DriveNets Dives Into AI Networking
It’s time to pile into AI! Cloud networking pioneer DriveNets jumped on the AI wave this week by launching an AI-specific networking product that it says improves AI performance by reducing idle time by as much as 30%.
You might as well call it AI week, because DriveNets' announcement comes in the same week that NVIDIA stock surged after a number of AI-related announcements. The DriveNets announcement could mark the beginning of a new networking arms race, as network providers race to provide better networks to fuel the AI boom.
Called Network Cloud-AI, the product will address what DriveNets says is a $10 billion market opportunity for networking to support AI clusters. DriveNets says that Network Cloud-AI, based on Ethernet, has been validated by leading hyperscalers in recent trials as a cost-effective solution.
“AI compute resources are extremely costly and must be fully utilized to avoid ‘idle cycles’ as they await networking tasks,” said Ido Susan, DriveNets co-founder and CEO, in a company statement. “Leveraging our experience supporting the world’s largest networks, we have developed DriveNets Network Cloud-AI. Network Cloud-AI has already achieved up to a 30% reduction in idle time in recent trials, enabling exponentially higher AI throughput compared to a standard Ethernet solution. This reduction also means the network effectively ‘pays for itself’ through more efficient use of AI resources."
Why AI Will Tax the Network
DriveNets maintains that the traditional Ethernet leaf-and-spine architecture doesn’t support high-performance AI workloads at scale. It also says that some industry solutions, such as NVIDIA's InfiniBand, are too proprietary and don’t promote interoperability.

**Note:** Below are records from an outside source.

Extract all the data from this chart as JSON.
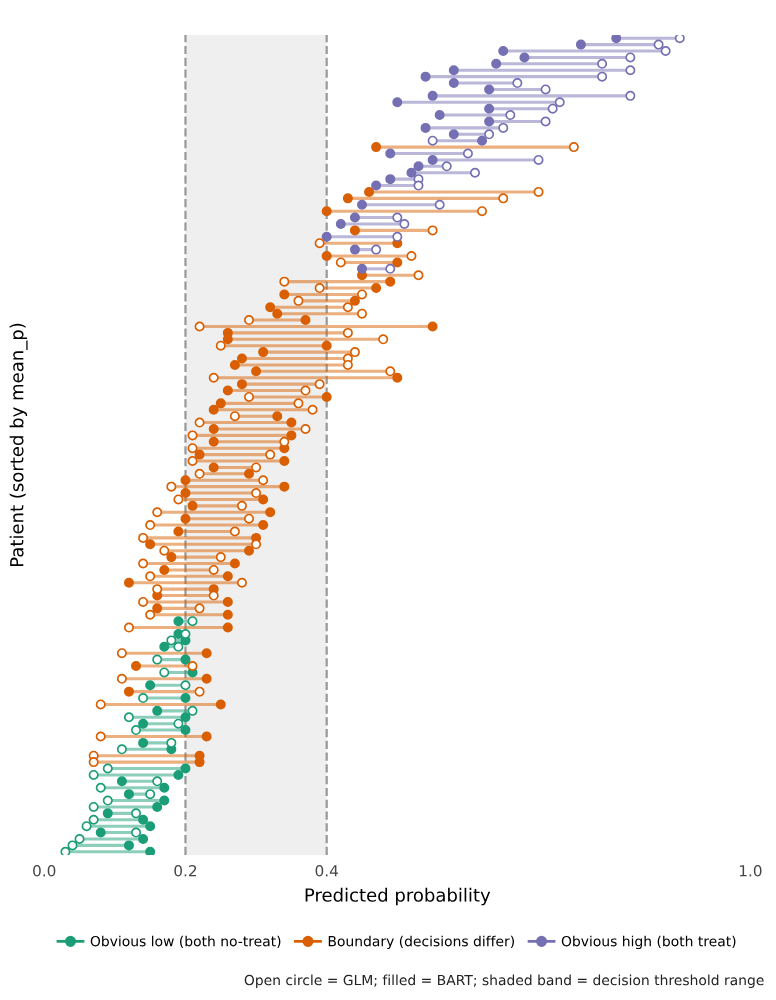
{
  "chart_data": {
    "type": "scatter",
    "orientation": "horizontal",
    "xlabel": "Predicted probability",
    "ylabel": "Patient (sorted by mean_p)",
    "categories": [
      null,
      null,
      null,
      null,
      null,
      null,
      null,
      null,
      null,
      null,
      null,
      null,
      null,
      null,
      null,
      null,
      null,
      null,
      null,
      null,
      null,
      null,
      null,
      null,
      null,
      null,
      null,
      null,
      null,
      null,
      null,
      null,
      null,
      null,
      null,
      null,
      null,
      null,
      null,
      null,
      null,
      null,
      null,
      null,
      null,
      null,
      null,
      null,
      null,
      null,
      null,
      null,
      null,
      null,
      null,
      null,
      null,
      null,
      null,
      null,
      null,
      null,
      null,
      null,
      null,
      null,
      null,
      null,
      null,
      null,
      null,
      null,
      null,
      null,
      null,
      null,
      null,
      null,
      null,
      null,
      null,
      null,
      null,
      null,
      null,
      null,
      null,
      null,
      null,
      null,
      null,
      null,
      null,
      null,
      null,
      null,
      null,
      null,
      null,
      null,
      null,
      null,
      null,
      null,
      null,
      null,
      null,
      null,
      null,
      null,
      null,
      null,
      null,
      null,
      null,
      null,
      null,
      null,
      null,
      null,
      null,
      null,
      null,
      null,
      null,
      null,
      null,
      null
    ],
    "series": [
      {
        "color": "#1b9e77",
        "values": [
          null,
          null,
          null,
          null,
          null,
          null,
          null,
          null,
          null,
          null,
          null,
          null,
          null,
          null,
          null,
          null,
          null,
          null,
          null,
          null,
          null,
          null,
          null,
          null,
          null,
          null,
          null,
          null,
          null,
          null,
          null,
          null,
          null,
          null,
          null,
          null,
          null,
          null,
          null,
          null,
          null,
          null,
          null,
          null,
          null,
          null,
          null,
          null,
          null,
          null,
          null,
          null,
          null,
          null,
          null,
          null,
          null,
          null,
          null,
          null,
          null,
          null,
          null,
          null,
          null,
          null,
          null,
          null,
          null,
          null,
          null,
          null,
          null,
          null,
          null,
          null,
          null,
          null,
          null,
          null,
          null,
          null,
          null,
          null,
          null,
          null,
          null,
          null,
          null,
          null,
          null,
          0.21,
          null,
          0.2,
          0.18,
          0.19,
          null,
          0.16,
          null,
          0.17,
          null,
          0.2,
          null,
          0.14,
          null,
          0.21,
          0.12,
          0.19,
          0.13,
          null,
          0.18,
          0.11,
          null,
          null,
          0.09,
          0.07,
          0.16,
          0.08,
          0.15,
          0.09,
          0.07,
          0.13,
          0.07,
          0.06,
          0.13,
          0.05,
          0.04,
          0.03
        ]
      },
      {
        "name": "Obvious low (both no-treat)",
        "color": "#1b9e77",
        "values": [
          null,
          null,
          null,
          null,
          null,
          null,
          null,
          null,
          null,
          null,
          null,
          null,
          null,
          null,
          null,
          null,
          null,
          null,
          null,
          null,
          null,
          null,
          null,
          null,
          null,
          null,
          null,
          null,
          null,
          null,
          null,
          null,
          null,
          null,
          null,
          null,
          null,
          null,
          null,
          null,
          null,
          null,
          null,
          null,
          null,
          null,
          null,
          null,
          null,
          null,
          null,
          null,
          null,
          null,
          null,
          null,
          null,
          null,
          null,
          null,
          null,
          null,
          null,
          null,
          null,
          null,
          null,
          null,
          null,
          null,
          null,
          null,
          null,
          null,
          null,
          null,
          null,
          null,
          null,
          null,
          null,
          null,
          null,
          null,
          null,
          null,
          null,
          null,
          null,
          null,
          null,
          0.19,
          null,
          0.19,
          0.2,
          0.17,
          null,
          0.2,
          null,
          0.21,
          null,
          0.15,
          null,
          0.2,
          null,
          0.16,
          0.2,
          0.14,
          0.2,
          null,
          0.14,
          0.18,
          null,
          null,
          0.2,
          0.19,
          0.11,
          0.17,
          0.12,
          0.17,
          0.16,
          0.09,
          0.14,
          0.15,
          0.08,
          0.14,
          0.12,
          0.15
        ]
      },
      {
        "color": "#d95f02",
        "values": [
          null,
          null,
          null,
          null,
          null,
          null,
          null,
          null,
          null,
          null,
          null,
          null,
          null,
          null,
          null,
          null,
          null,
          0.75,
          null,
          null,
          null,
          null,
          null,
          null,
          0.7,
          0.65,
          null,
          0.62,
          null,
          null,
          0.55,
          null,
          0.39,
          null,
          0.52,
          0.42,
          null,
          0.53,
          0.34,
          0.39,
          0.45,
          0.36,
          0.43,
          0.45,
          0.29,
          0.22,
          0.43,
          0.48,
          0.25,
          0.44,
          0.43,
          0.43,
          0.49,
          0.24,
          0.39,
          0.37,
          0.29,
          0.36,
          0.38,
          0.27,
          0.22,
          0.37,
          0.21,
          0.34,
          0.21,
          0.32,
          0.21,
          0.3,
          0.22,
          0.31,
          0.18,
          0.3,
          0.19,
          0.28,
          0.16,
          0.29,
          0.15,
          0.27,
          0.14,
          0.3,
          0.17,
          0.25,
          0.14,
          0.24,
          0.15,
          0.28,
          0.16,
          0.24,
          0.14,
          0.22,
          0.15,
          null,
          0.12,
          null,
          null,
          null,
          0.11,
          null,
          0.21,
          null,
          0.11,
          null,
          0.22,
          null,
          0.08,
          null,
          null,
          null,
          null,
          0.08,
          null,
          null,
          0.07,
          0.07,
          null,
          null,
          null,
          null,
          null,
          null,
          null,
          null,
          null,
          null,
          null,
          null,
          null,
          null
        ]
      },
      {
        "name": "Boundary (decisions differ)",
        "color": "#d95f02",
        "values": [
          null,
          null,
          null,
          null,
          null,
          null,
          null,
          null,
          null,
          null,
          null,
          null,
          null,
          null,
          null,
          null,
          null,
          0.47,
          null,
          null,
          null,
          null,
          null,
          null,
          0.46,
          0.43,
          null,
          0.4,
          null,
          null,
          0.44,
          null,
          0.5,
          null,
          0.4,
          0.5,
          null,
          0.45,
          0.49,
          0.47,
          0.34,
          0.44,
          0.32,
          0.33,
          0.37,
          0.55,
          0.26,
          0.26,
          0.4,
          0.31,
          0.28,
          0.27,
          0.3,
          0.5,
          0.28,
          0.26,
          0.4,
          0.25,
          0.24,
          0.33,
          0.35,
          0.24,
          0.35,
          0.24,
          0.34,
          0.22,
          0.34,
          0.24,
          0.29,
          0.2,
          0.34,
          0.2,
          0.31,
          0.21,
          0.32,
          0.2,
          0.31,
          0.19,
          0.3,
          0.15,
          0.29,
          0.18,
          0.27,
          0.17,
          0.26,
          0.12,
          0.24,
          0.16,
          0.26,
          0.16,
          0.26,
          null,
          0.26,
          null,
          null,
          null,
          0.23,
          null,
          0.13,
          null,
          0.23,
          null,
          0.12,
          null,
          0.25,
          null,
          null,
          null,
          null,
          0.23,
          null,
          null,
          0.22,
          0.22,
          null,
          null,
          null,
          null,
          null,
          null,
          null,
          null,
          null,
          null,
          null,
          null,
          null,
          null
        ]
      },
      {
        "color": "#7570b3",
        "values": [
          0.9,
          0.87,
          0.88,
          0.83,
          0.79,
          0.83,
          0.79,
          0.67,
          0.71,
          0.83,
          0.73,
          0.72,
          0.66,
          0.71,
          0.65,
          0.63,
          0.55,
          null,
          0.6,
          0.7,
          0.57,
          0.61,
          0.53,
          0.53,
          null,
          null,
          0.56,
          null,
          0.5,
          0.51,
          null,
          0.5,
          null,
          0.47,
          null,
          null,
          0.49,
          null,
          null,
          null,
          null,
          null,
          null,
          null,
          null,
          null,
          null,
          null,
          null,
          null,
          null,
          null,
          null,
          null,
          null,
          null,
          null,
          null,
          null,
          null,
          null,
          null,
          null,
          null,
          null,
          null,
          null,
          null,
          null,
          null,
          null,
          null,
          null,
          null,
          null,
          null,
          null,
          null,
          null,
          null,
          null,
          null,
          null,
          null,
          null,
          null,
          null,
          null,
          null,
          null,
          null,
          null,
          null,
          null,
          null,
          null,
          null,
          null,
          null,
          null,
          null,
          null,
          null,
          null,
          null,
          null,
          null,
          null,
          null,
          null,
          null,
          null,
          null,
          null,
          null,
          null,
          null,
          null,
          null,
          null,
          null,
          null,
          null,
          null,
          null,
          null,
          null,
          null
        ]
      },
      {
        "name": "Obvious high (both treat)",
        "color": "#7570b3",
        "values": [
          0.81,
          0.76,
          0.65,
          0.68,
          0.64,
          0.58,
          0.54,
          0.58,
          0.63,
          0.55,
          0.5,
          0.63,
          0.56,
          0.63,
          0.54,
          0.58,
          0.62,
          null,
          0.49,
          0.55,
          0.53,
          0.52,
          0.49,
          0.47,
          null,
          null,
          0.45,
          null,
          0.44,
          0.42,
          null,
          0.4,
          null,
          0.44,
          null,
          null,
          0.45,
          null,
          null,
          null,
          null,
          null,
          null,
          null,
          null,
          null,
          null,
          null,
          null,
          null,
          null,
          null,
          null,
          null,
          null,
          null,
          null,
          null,
          null,
          null,
          null,
          null,
          null,
          null,
          null,
          null,
          null,
          null,
          null,
          null,
          null,
          null,
          null,
          null,
          null,
          null,
          null,
          null,
          null,
          null,
          null,
          null,
          null,
          null,
          null,
          null,
          null,
          null,
          null,
          null,
          null,
          null,
          null,
          null,
          null,
          null,
          null,
          null,
          null,
          null,
          null,
          null,
          null,
          null,
          null,
          null,
          null,
          null,
          null,
          null,
          null,
          null,
          null,
          null,
          null,
          null,
          null,
          null,
          null,
          null,
          null,
          null,
          null,
          null,
          null,
          null,
          null,
          null
        ]
      }
    ],
    "xlim": [
      0,
      1
    ],
    "xticks": [
      {
        "value": 0,
        "label": "0.0"
      },
      0.2,
      0.4,
      {
        "value": 1,
        "label": "1.0"
      }
    ],
    "bands": [
      {
        "axis": "x",
        "from": 0.2,
        "to": 0.4,
        "color": "#efefef"
      }
    ],
    "ref_lines": [
      {
        "axis": "x",
        "value": 0.2,
        "color": "#999999",
        "line_style": "dashed"
      },
      {
        "axis": "x",
        "value": 0.4,
        "color": "#999999",
        "line_style": "dashed"
      }
    ],
    "grid": false,
    "legend": "bottom",
    "marker": "circle",
    "tick_labels": "x",
    "annotations": [
      "Open circle = GLM; filled = BART; shaded band = decision threshold range"
    ]
  }
}
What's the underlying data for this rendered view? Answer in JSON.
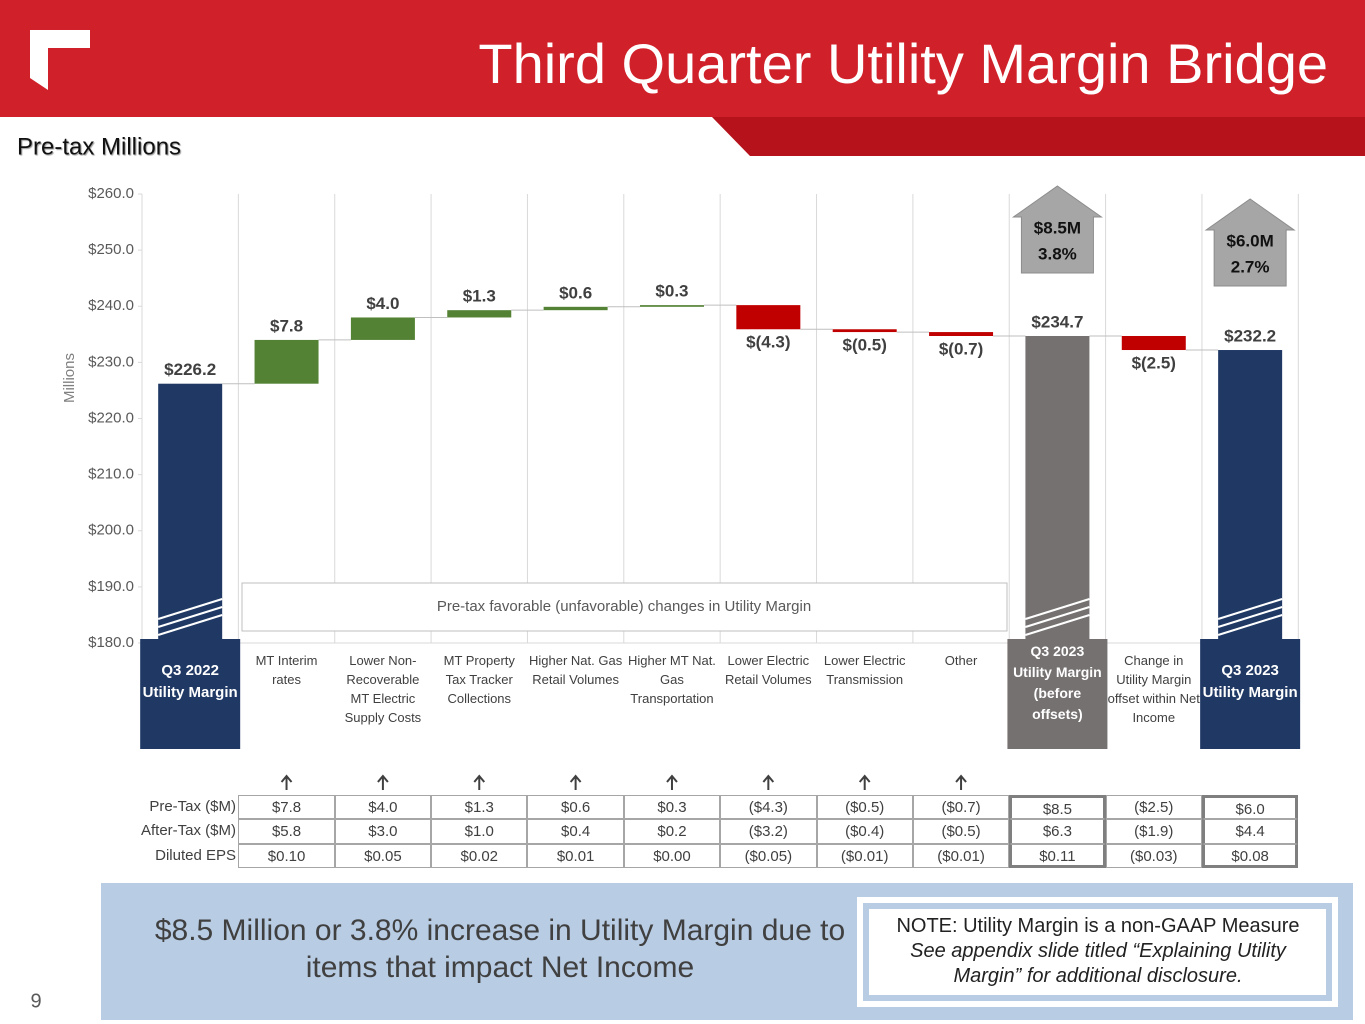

Indeed, networking experts have been pointing out that AI applications require a different network architecture because they typically involve rapid-fire exchange of data inside of a datacenter – known as East-West traffic. This traffic often requires very high-bandwidth connectivity over short distances.
Meanwhile, the major cloud providers have announced billions of dollars of investment in new infrastructure to provide the backbone for AI services. Generative AI applications, which allow humans to use natural language to interact with computers to generate items such as text, art, and images, are taking off, but they require a massive amount of resources. Because AI is only as good as the set of data and compute power that fuels it, it will need a lot of data and compute power.
These AI applications put massive requirements on the infrastructure to run training algorithms and deep-learning software. This will require massive new amounts of specialized chips such as graphics processing units (GPUs), as well as better networks with high-bandwidth connections to tie all of the GPUs together. It will also come with large energy demands, so reducing energy consumption in the infrastructure will be key.
What DriveNets Is Delivering
DriveNets has been a big promoter of the idea that cloud-based, open networking solutions deliver lower cost and better energy conservation. It has been providing a cloud-based networking solution to major service providers such as AT&T.
The DriveNets platform is also a disaggregated solution, which means it runs as software on any industry-standard server, rather than requiring customers to use software and hardware from the same vendor. DriveNets says this is the key to building affordable, massively scalable networking to support AI clusters by scaling services with open hardware.
The Network Cloud-AI will use Open Compute Project’s (OCP) Distributed Disaggregated Chassis (DDC) architecture to distribute a leaf-and-spine network across a cluster of white-box servers. DriveNets says this approach will result in massive scale for connecting large arrays of GPUs in a compute cluster, all based on Ethernet – the networking standard.
Here's more of the data provided by DriveNets on its Network Cloud-AI:
Scale – Network Cloud-AI connects up to 32,000 GPUs at speeds ranging from 100G to 800G to a single AI cluster with load balancing.
Utilization – Network Cloud-AI equally distributes traffic across the AI network fabric, ensuring maximum network utilization and zero packet loss under the highest loads.
Efficiency – DriveNets says that trials by leading hyperscalers using Network Cloud-AI over white boxes with Broadcom’s Jericho chipset achieved up to 30% improvement in JCT (Job Completion Time) compared to other Ethernet solutions.
Congestion and failover – DriveNets Network Cloud-AI supports congestion-free operations through end-to-end traffic scheduling, avoiding flow collisions and jitter. It also provides failover with sub-10ms automatic path convergence.
Altogether, it's a pretty significant launch that does raise the question of how the networking industry will respond to the AI boom.
DriveNets was selected by the Futuriom analyst team for the prestigious F50 list of the most promising startups. The company has raised more than $587 million in three funding rounds.